The clinical manifestation is caused by a rapid increase in eosinophils and their distribution in organs such as the skin. Cough, dyspnea, generalized weakness, skin rash, and rhinitis are the most common symptoms.8 Persistent eosinophilia can affect any organ; one well-known example is cardiac involvement, notably endomyocardial fibrosis, which increases the risk of death. Lung fibrosis, thromboembolism, and eosinophilic gastritis are some of the most serious symptoms.8 In addition to an enlarged spleen and higher tryptase levels in the blood, those with PDGFRA-associated chronic eosinophilic leukemia may have an enlarged spleen.
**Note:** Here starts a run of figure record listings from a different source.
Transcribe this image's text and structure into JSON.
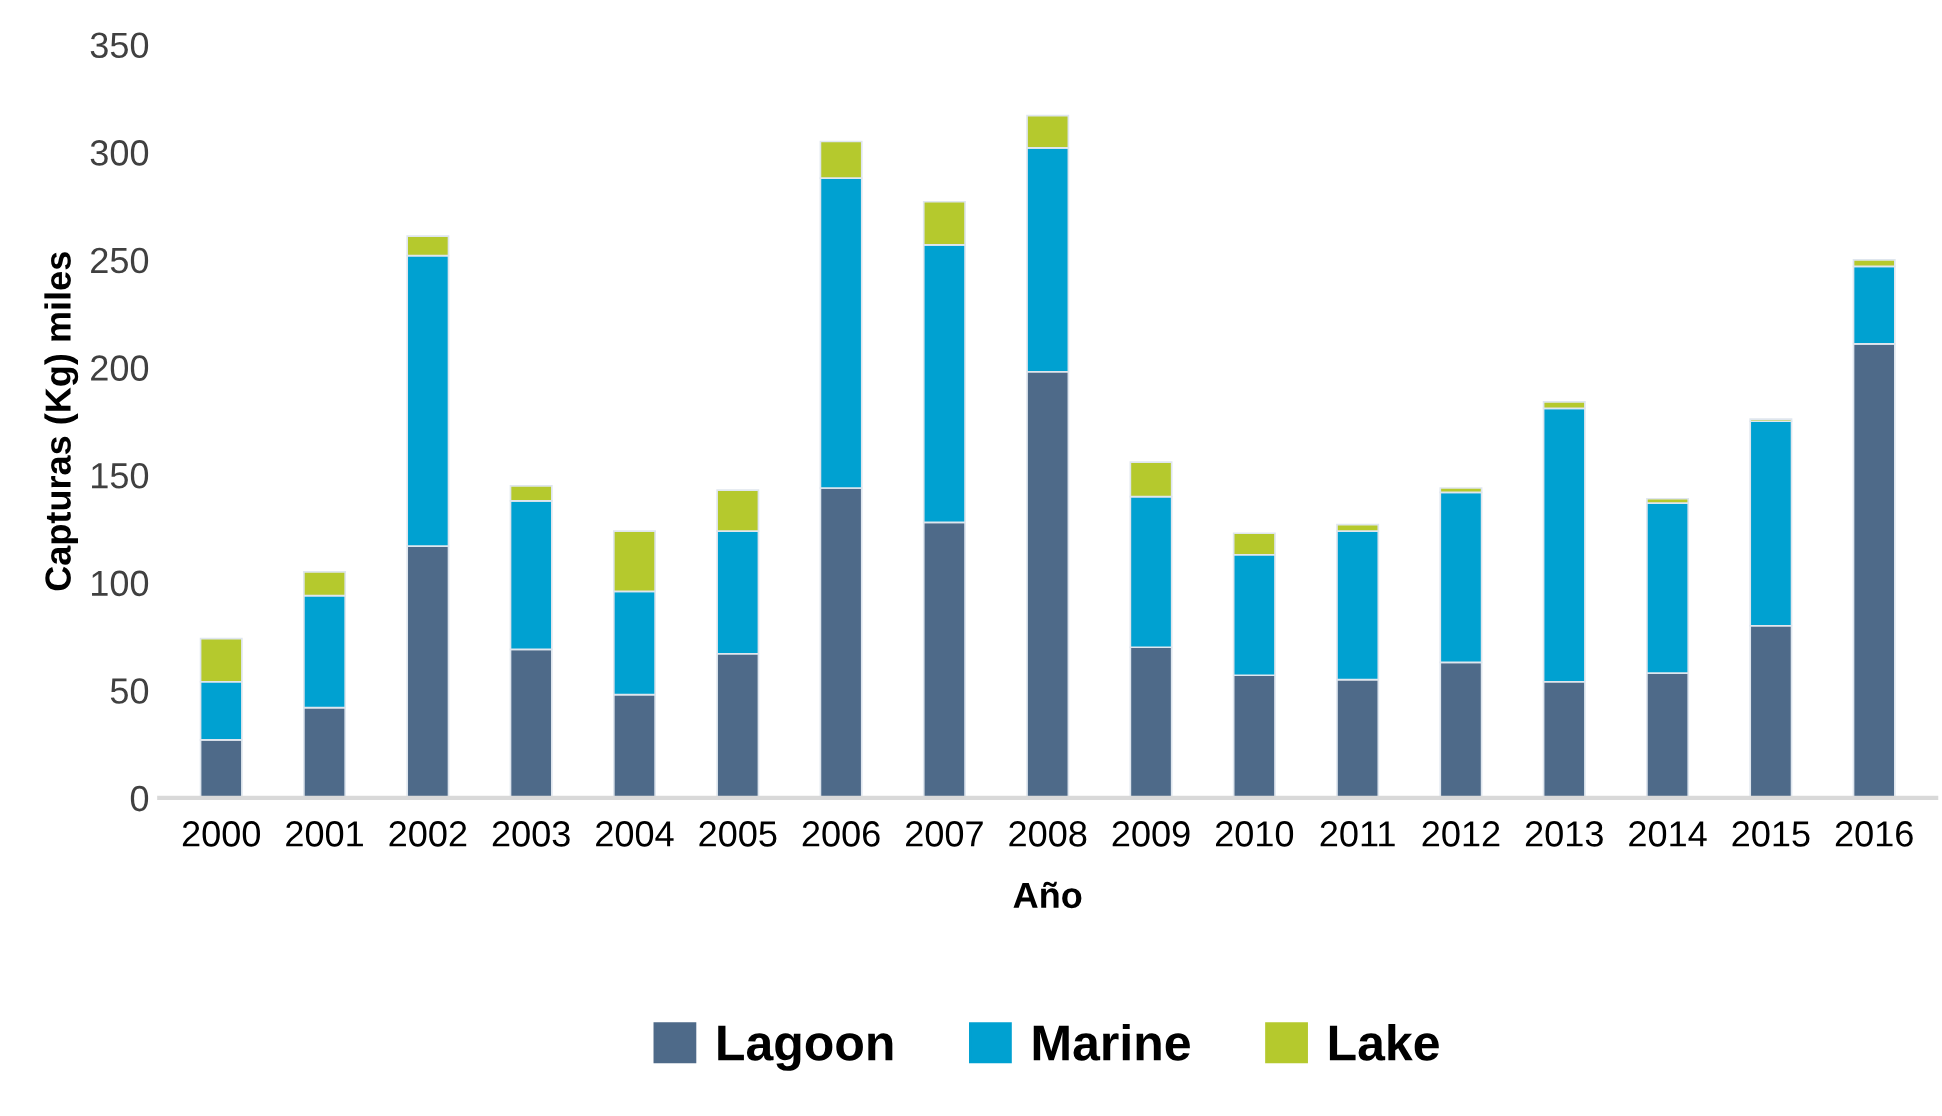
{
  "chart_data": {
    "type": "bar",
    "stacked": true,
    "xlabel": "Año",
    "ylabel": "Capturas (Kg) miles",
    "categories": [
      "2000",
      "2001",
      "2002",
      "2003",
      "2004",
      "2005",
      "2006",
      "2007",
      "2008",
      "2009",
      "2010",
      "2011",
      "2012",
      "2013",
      "2014",
      "2015",
      "2016"
    ],
    "series": [
      {
        "name": "Lagoon",
        "color": "#4e6a89",
        "values": [
          27,
          42,
          117,
          69,
          48,
          67,
          144,
          128,
          198,
          70,
          57,
          55,
          63,
          54,
          58,
          80,
          211
        ]
      },
      {
        "name": "Marine",
        "color": "#00a1d1",
        "values": [
          27,
          52,
          135,
          69,
          48,
          57,
          144,
          129,
          104,
          70,
          56,
          69,
          79,
          127,
          79,
          95,
          36
        ]
      },
      {
        "name": "Lake",
        "color": "#b5c92d",
        "values": [
          20,
          11,
          9,
          7,
          28,
          19,
          17,
          20,
          15,
          16,
          10,
          3,
          2,
          3,
          2,
          1,
          3
        ]
      }
    ],
    "ylim": [
      0,
      350
    ],
    "yticks": [
      0,
      50,
      100,
      150,
      200,
      250,
      300,
      350
    ],
    "grid": false,
    "legend": "bottom"
  }
}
Our patient’s symptoms were mostly cutaneous, with several skin lesions reported as recurrent skin abscesses connected to intermittent sun exposure, as well as recurrent pruritus that became prominent and severe at the time of diagnosis. There were no major systemic manifestations. Eczema-like symptoms, angioedema, and numerous mucosal ulcers are all common cutaneous signs of eosinophilic leukemia.9 Currently, many studies have demonstrated a significant outcome with complete hematologic and molecular remission in FIP1L1-PDGFRA-positive patients after initiating imatinib therapy of 100 to 400 mg daily.2 A maintenance dose of 100–200 mg weekly can maintain total metabolic remission, with the majority of patients achieving complete molecular remission with 100 mg daily.10

Conclusion

FIP1L1-PDGFRA-positive CEL can manifest primarily as a skin symptom rather than a systemic disease; this case was reported to raise physician awareness of a common skin symptom that could be a sign of a serious illness; unusual presentations of skin symptoms that do not improve with standard treatment methods should prompt further evaluation.

Abbreviations

PDGFRA, platelet-derived growth factor receptor A; PDGFRB, platelet-derived growth factor receptor Beta; FGFR1, fibroblast growth factor receptor 1; TKI, tyrosine kinase inhibitor; DM, diabetes mellitus; ANC, absolute neutrophil count; FISH, fluorescence in situ hybridization; HES, hypereosinophilic syndrome; CML, Chronic Myelogenous Leukemia; CBC, complete blood count; MPN, myeloproliferative neoplasm.

Statement of Ethics

The case was approved by Hamad Medical Corporation Research Center with reference number MRC-04-20-997.

Consent

Written informed consent was obtained from our patient to allow the publication of information.

Acknowledgment

We thank Qatar National Library for funding this article.

Disclosure

The authors report no conflict of interest in this work.